Lee has been looking at buildings from $1.5 to $5 million. "I'd get him to zero in on a smaller range," says Kelley. With buildings in the Cherry Creek neighborhood fetching about $400 to $500 a square foot, notes Hochstadt, they would have to spend $4.5 million for the 10,000 square feet they want. With a Small Business Administration loan that lets them put down 10%, the downpayment of $450,000 dwarfs the $268,000 in their savings account. And the monthly payments, about $32,000, could overwhelm them.

To come up with the money, Lee is considering taking equity out of apartment buildings he owns in Ohio. Bad idea, the advisers say. "He should be creating the downpayment out of savings, not leveraging off other properties," says Hochstadt. Instead, he advises the couple to look for a building priced under $2 million, "even if it is located outside Cherry Creek," which would bring monthly payments closer to $11,000.

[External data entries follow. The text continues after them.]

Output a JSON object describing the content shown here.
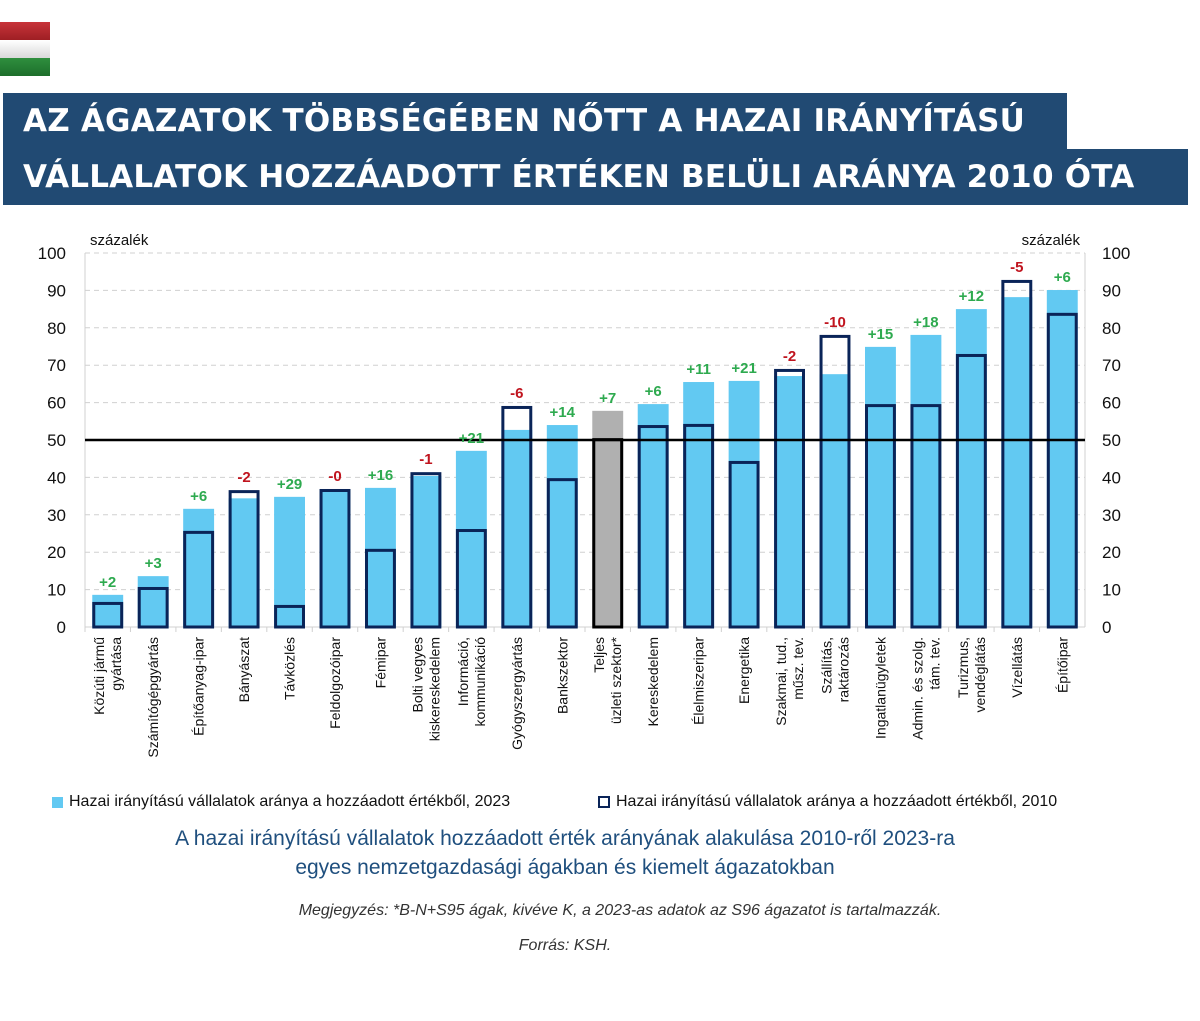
{
  "header": {
    "flag": "hungary-flag",
    "title_line1": "AZ ÁGAZATOK TÖBBSÉGÉBEN NŐTT A HAZAI IRÁNYÍTÁSÚ",
    "title_line2": "VÁLLALATOK HOZZÁADOTT ÉRTÉKEN BELÜLI ARÁNYA 2010 ÓTA"
  },
  "colors": {
    "title_bg": "#214a73",
    "bar_2023": "#62c9f2",
    "bar_2010_outline": "#0a2458",
    "total_bar": "#b0b0b0",
    "total_outline": "#000000",
    "positive_label": "#2eaa4f",
    "negative_label": "#c0141e",
    "reference_line": "#000000",
    "subtitle": "#1f4f7e"
  },
  "chart_data": {
    "type": "bar",
    "title": "A hazai irányítású vállalatok hozzáadott érték arányának alakulása 2010-ről 2023-ra egyes nemzetgazdasági ágakban és kiemelt ágazatokban",
    "ylabel_left": "százalék",
    "ylabel_right": "százalék",
    "ylim": [
      0,
      100
    ],
    "yticks": [
      0,
      10,
      20,
      30,
      40,
      50,
      60,
      70,
      80,
      90,
      100
    ],
    "grid": true,
    "reference_line": 50,
    "highlight_category": "Teljes üzleti szektor*",
    "categories": [
      [
        "Közúti jármű",
        "gyártása"
      ],
      [
        "Számítógépgyártás"
      ],
      [
        "Építőanyag-ipar"
      ],
      [
        "Bányászat"
      ],
      [
        "Távközlés"
      ],
      [
        "Feldolgozóipar"
      ],
      [
        "Fémipar"
      ],
      [
        "Bolti vegyes",
        "kiskereskedelem"
      ],
      [
        "Információ,",
        "kommunikáció"
      ],
      [
        "Gyógyszergyártás"
      ],
      [
        "Bankszektor"
      ],
      [
        "Teljes",
        "üzleti szektor*"
      ],
      [
        "Kereskedelem"
      ],
      [
        "Élelmiszeripar"
      ],
      [
        "Energetika"
      ],
      [
        "Szakmai, tud.,",
        "műsz. tev."
      ],
      [
        "Szállítás,",
        "raktározás"
      ],
      [
        "Ingatlanügyletek"
      ],
      [
        "Admin. és szolg.",
        "tám. tev."
      ],
      [
        "Turizmus,",
        "vendéglátás"
      ],
      [
        "Vízellátás"
      ],
      [
        "Építőipar"
      ]
    ],
    "series": [
      {
        "name": "Hazai irányítású vállalatok aránya a hozzáadott értékből, 2023",
        "style": "filled",
        "values": [
          8.6,
          13.6,
          31.6,
          34.4,
          34.8,
          36.8,
          37.2,
          40.4,
          47.1,
          52.7,
          54.0,
          57.8,
          59.6,
          65.5,
          65.8,
          67.1,
          67.6,
          74.9,
          78.1,
          85.0,
          88.2,
          90.1
        ]
      },
      {
        "name": "Hazai irányítású vállalatok aránya a hozzáadott értékből, 2010",
        "style": "outline",
        "values": [
          6.7,
          10.7,
          25.7,
          36.6,
          5.9,
          36.9,
          20.9,
          41.4,
          26.2,
          59.1,
          39.8,
          50.5,
          54.0,
          54.3,
          44.4,
          69.0,
          78.1,
          59.6,
          59.6,
          73.0,
          92.8,
          84.0
        ]
      }
    ],
    "change_labels": [
      "+2",
      "+3",
      "+6",
      "-2",
      "+29",
      "-0",
      "+16",
      "-1",
      "+21",
      "-6",
      "+14",
      "+7",
      "+6",
      "+11",
      "+21",
      "-2",
      "-10",
      "+15",
      "+18",
      "+12",
      "-5",
      "+6"
    ],
    "legend_position": "bottom"
  },
  "legend": {
    "item_2023": "Hazai irányítású vállalatok aránya a hozzáadott értékből, 2023",
    "item_2010": "Hazai irányítású vállalatok aránya a hozzáadott értékből, 2010"
  },
  "footer": {
    "subtitle_line1": "A hazai irányítású vállalatok hozzáadott érték arányának alakulása 2010-ről 2023-ra",
    "subtitle_line2": "egyes nemzetgazdasági ágakban és kiemelt ágazatokban",
    "note": "Megjegyzés: *B-N+S95 ágak, kivéve K, a 2023-as adatok az S96 ágazatot is tartalmazzák.",
    "source": "Forrás: KSH."
  }
}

Kelley thinks the owners could save $175,000 more in each of the next two years. That would let them put down about $500,000 on a conventional mortgage -- which tend to be cheaper than SBA loans -- while leaving plenty to cover expenses during the slow summer season. "My concern is keeping a fairly sizable cash cushion in the business," says Kelley. He suggests they move their savings out of a low-interest-bearing account into a money-market mutual fund. And Hochstadt advises them to pay off high-cost credit cards using a lower-cost line of credit. Finally, they recommend that Cherry Creek clean up its financial statements. For example, they list office supply expenses of $121,800, the result of lumping many credit-card charges, including merchandise from suppliers, onto one line.

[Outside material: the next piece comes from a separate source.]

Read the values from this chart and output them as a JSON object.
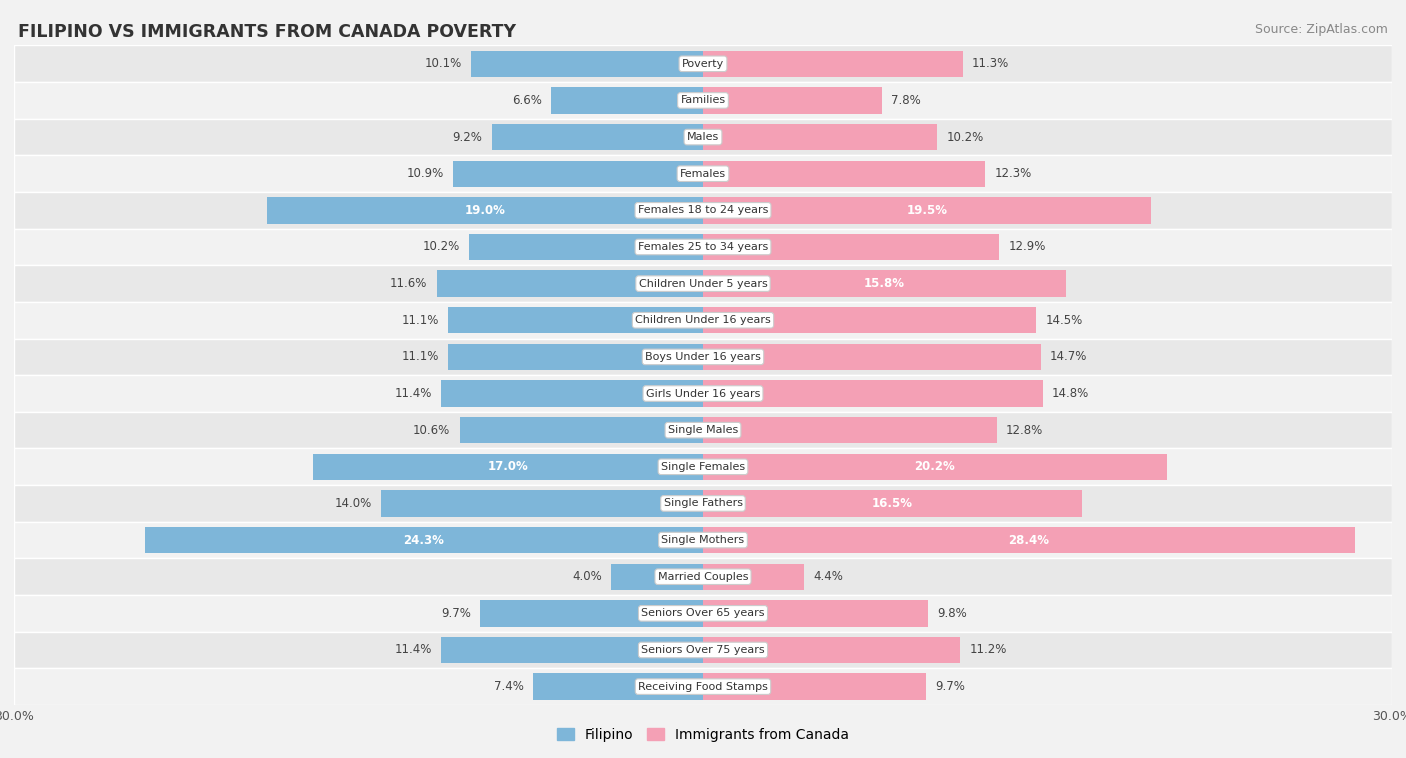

The Prosenjaks are determined to stay in Cherry Creek. If they leave, "some clients would follow us, but some wouldn't," says Lee. But he thinks they can find a building for $2.5 million. And he's still willing to tap the equity in his Ohio holdings if needed. "I feel you need to use leverage to accomplish your goals," he says. The two will hire a bookkeeper or part-time CFO to keep the books and will try to save more if it means reaching their goal. Says Stephanie: "Getting the building would mean the world to me."